Come ha raccolto tutte queste barzellette?
«In un anno, parlando con la gente, ma anche con gli immigrati in Europa. Su internet si scambiano un sacco di barzellette sui loro Paesi».

Difficile tradurle in italiano?
«Molte sono intraducibili, o perché sono giochi di parole o perché fanno riferimento a episodi che noi non conosciamo, quindi non farebbero ridere».

Ci sono barzellette sui fondamentalisti?
«Sì, sì certo. Una che girava in Egitto scherzava su un certo Osama “figlio della ballerina”: E lì dire che è uno è figlio di una ballerina è come dargli del...».

Afferrato. E l’Osama era proprio quello?
«Sì sì, è ambientata il giorno dopo l’11 settembre 2001...».

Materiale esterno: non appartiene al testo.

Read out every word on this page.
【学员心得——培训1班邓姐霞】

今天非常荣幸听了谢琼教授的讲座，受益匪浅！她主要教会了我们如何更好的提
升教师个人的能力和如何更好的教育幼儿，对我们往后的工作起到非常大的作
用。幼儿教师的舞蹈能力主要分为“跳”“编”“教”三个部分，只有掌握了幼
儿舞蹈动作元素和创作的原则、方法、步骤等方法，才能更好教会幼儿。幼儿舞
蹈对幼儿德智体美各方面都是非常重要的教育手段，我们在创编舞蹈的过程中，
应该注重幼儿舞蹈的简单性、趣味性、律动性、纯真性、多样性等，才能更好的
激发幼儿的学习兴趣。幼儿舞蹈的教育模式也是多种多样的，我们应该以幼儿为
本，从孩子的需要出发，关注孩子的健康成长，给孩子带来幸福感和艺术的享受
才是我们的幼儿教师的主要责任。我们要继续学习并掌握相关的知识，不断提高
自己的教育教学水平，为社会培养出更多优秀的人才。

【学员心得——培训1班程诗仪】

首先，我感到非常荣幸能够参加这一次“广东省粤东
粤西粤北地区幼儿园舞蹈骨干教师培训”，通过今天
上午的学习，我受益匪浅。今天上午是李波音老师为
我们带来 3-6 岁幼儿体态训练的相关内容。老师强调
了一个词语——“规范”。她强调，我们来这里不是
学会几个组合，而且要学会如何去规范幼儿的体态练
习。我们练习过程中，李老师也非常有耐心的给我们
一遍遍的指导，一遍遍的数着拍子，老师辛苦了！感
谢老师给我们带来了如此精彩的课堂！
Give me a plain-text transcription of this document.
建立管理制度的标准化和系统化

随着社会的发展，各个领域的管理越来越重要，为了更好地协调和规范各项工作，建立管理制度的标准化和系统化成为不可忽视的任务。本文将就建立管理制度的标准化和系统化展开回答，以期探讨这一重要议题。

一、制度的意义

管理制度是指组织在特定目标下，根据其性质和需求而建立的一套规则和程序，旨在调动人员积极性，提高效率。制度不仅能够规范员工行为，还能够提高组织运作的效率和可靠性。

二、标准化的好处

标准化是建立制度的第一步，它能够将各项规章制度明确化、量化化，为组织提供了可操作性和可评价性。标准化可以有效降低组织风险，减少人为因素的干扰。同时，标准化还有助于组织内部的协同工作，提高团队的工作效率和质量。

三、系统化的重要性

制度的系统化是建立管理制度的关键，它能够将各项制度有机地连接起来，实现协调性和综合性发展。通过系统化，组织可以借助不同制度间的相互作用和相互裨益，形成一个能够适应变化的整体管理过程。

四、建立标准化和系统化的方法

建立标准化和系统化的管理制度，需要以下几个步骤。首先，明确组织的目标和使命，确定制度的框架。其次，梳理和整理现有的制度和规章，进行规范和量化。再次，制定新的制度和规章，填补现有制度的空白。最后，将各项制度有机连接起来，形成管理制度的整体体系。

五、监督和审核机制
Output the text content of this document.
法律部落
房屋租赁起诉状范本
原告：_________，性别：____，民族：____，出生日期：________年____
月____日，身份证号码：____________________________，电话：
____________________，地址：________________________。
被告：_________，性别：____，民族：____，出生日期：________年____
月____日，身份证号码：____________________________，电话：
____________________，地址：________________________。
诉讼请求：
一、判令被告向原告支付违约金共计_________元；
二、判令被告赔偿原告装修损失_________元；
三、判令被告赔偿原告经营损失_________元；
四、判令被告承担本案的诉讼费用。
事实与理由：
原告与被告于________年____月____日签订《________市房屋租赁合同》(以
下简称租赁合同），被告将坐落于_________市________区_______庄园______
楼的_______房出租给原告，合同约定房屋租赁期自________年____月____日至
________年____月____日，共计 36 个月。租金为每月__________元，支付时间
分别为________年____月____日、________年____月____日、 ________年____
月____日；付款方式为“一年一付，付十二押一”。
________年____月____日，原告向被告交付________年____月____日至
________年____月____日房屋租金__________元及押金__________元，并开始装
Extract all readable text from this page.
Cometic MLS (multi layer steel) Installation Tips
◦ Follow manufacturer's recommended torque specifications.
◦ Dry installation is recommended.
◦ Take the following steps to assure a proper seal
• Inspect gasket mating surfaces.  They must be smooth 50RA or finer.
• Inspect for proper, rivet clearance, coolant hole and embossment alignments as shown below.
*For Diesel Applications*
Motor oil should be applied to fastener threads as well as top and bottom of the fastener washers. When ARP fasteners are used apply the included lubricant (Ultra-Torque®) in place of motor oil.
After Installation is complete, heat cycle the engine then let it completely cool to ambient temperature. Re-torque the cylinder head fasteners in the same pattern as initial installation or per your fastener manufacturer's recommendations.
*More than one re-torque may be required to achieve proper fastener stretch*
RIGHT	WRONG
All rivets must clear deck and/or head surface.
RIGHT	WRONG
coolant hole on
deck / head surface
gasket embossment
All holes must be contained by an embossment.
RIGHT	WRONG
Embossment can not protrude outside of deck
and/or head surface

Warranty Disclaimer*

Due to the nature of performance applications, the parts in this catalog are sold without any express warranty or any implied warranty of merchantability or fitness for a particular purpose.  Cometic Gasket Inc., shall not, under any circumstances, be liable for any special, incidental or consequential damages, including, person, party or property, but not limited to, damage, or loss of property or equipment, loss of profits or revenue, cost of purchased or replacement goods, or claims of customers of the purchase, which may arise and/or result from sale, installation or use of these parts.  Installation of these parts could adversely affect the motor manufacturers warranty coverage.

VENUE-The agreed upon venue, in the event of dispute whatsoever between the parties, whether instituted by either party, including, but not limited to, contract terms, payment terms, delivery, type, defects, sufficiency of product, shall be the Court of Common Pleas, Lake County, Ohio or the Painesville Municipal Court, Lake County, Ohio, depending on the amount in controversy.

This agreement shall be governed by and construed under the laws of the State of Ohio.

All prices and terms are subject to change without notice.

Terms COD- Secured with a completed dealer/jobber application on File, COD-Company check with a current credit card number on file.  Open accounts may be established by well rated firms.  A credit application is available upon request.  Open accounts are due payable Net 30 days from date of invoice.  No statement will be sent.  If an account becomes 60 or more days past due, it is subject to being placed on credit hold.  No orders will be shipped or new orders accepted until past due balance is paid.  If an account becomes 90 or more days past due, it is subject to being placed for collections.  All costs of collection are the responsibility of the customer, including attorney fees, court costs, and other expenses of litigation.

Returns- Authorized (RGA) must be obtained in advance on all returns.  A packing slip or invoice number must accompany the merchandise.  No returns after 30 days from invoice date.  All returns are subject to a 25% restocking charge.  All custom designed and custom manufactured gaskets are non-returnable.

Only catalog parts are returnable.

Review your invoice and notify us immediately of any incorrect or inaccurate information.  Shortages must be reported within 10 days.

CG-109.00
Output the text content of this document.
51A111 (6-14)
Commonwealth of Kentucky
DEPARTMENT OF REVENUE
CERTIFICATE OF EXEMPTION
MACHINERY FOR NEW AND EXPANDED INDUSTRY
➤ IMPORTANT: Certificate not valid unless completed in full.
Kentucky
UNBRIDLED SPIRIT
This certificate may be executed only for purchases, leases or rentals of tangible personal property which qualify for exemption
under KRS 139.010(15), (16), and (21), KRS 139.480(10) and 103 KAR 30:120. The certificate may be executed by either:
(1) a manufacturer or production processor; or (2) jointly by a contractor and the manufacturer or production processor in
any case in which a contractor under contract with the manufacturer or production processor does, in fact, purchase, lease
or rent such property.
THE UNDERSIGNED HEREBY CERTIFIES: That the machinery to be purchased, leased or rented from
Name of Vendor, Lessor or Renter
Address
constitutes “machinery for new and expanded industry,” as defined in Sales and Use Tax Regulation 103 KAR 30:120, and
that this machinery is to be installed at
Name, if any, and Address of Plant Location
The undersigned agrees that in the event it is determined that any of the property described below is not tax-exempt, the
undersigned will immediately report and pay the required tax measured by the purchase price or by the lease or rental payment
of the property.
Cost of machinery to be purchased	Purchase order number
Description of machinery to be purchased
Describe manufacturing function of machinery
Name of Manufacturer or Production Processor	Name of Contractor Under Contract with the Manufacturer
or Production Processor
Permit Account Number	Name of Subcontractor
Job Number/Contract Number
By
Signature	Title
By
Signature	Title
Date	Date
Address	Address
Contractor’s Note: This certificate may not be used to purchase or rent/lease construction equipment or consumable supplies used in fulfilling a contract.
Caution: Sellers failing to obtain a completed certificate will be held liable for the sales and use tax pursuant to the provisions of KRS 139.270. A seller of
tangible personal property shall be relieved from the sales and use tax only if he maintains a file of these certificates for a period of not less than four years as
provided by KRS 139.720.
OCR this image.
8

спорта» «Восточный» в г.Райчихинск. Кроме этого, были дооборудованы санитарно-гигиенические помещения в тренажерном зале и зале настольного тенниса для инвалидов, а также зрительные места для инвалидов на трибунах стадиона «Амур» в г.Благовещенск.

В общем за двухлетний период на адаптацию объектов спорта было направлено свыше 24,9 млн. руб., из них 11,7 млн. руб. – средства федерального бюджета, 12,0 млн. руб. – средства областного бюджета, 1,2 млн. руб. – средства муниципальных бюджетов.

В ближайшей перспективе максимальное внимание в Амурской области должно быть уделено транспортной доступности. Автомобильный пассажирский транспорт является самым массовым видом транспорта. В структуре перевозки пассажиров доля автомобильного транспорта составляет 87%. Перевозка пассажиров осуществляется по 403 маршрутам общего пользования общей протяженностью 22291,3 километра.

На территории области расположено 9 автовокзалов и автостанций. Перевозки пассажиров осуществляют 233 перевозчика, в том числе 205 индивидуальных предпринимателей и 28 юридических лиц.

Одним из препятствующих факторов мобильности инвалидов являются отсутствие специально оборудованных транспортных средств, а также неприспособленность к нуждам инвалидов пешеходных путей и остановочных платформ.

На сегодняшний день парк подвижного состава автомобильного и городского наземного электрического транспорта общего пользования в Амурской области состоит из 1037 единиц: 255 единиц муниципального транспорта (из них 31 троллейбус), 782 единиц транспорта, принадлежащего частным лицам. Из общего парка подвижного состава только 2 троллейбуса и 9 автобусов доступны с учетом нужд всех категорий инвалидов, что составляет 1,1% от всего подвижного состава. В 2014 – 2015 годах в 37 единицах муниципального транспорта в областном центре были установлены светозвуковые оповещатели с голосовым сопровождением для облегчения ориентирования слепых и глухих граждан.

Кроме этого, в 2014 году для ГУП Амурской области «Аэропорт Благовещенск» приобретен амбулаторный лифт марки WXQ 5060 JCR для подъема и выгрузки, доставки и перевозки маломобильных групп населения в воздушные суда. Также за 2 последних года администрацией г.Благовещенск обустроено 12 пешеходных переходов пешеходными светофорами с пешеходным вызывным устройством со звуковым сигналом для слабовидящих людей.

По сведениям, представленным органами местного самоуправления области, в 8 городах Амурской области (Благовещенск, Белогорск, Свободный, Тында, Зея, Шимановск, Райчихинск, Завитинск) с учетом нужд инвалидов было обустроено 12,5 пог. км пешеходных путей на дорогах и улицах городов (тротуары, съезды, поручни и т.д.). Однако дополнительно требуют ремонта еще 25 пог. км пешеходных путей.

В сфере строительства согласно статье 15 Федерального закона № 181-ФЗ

Musulmani che sfottono Al Qaida. Sorprendente.
«Ma sì, perché ridono davvero di tutto, non c’è limite. Anzi, più scabrosa è la cosa più fai ridere. Certo, non la volgarità gratuita su Dio».

E sugli ebrei?
«Quelle classiche purtroppo: l’ebreo ladro, gobbo, che pensa solo i soldi. Peraltro simili a quelle che gli ebrei stessi raccontano di se stessi, però legate all’Olocausto in chiave negazionista. Anche leggende metropolitane sull’onnipotenza di Israele».

Un esempio?
«In Egitto circolava l’idea che il Mossad aveva diffuso francobolli afrodisiaci che avrebbero indotto i fedeli egiziani a peccare e quindi a non meritare il Paradiso».

Questa però non fa ridere.


«No! Però loro ci credevano veramente».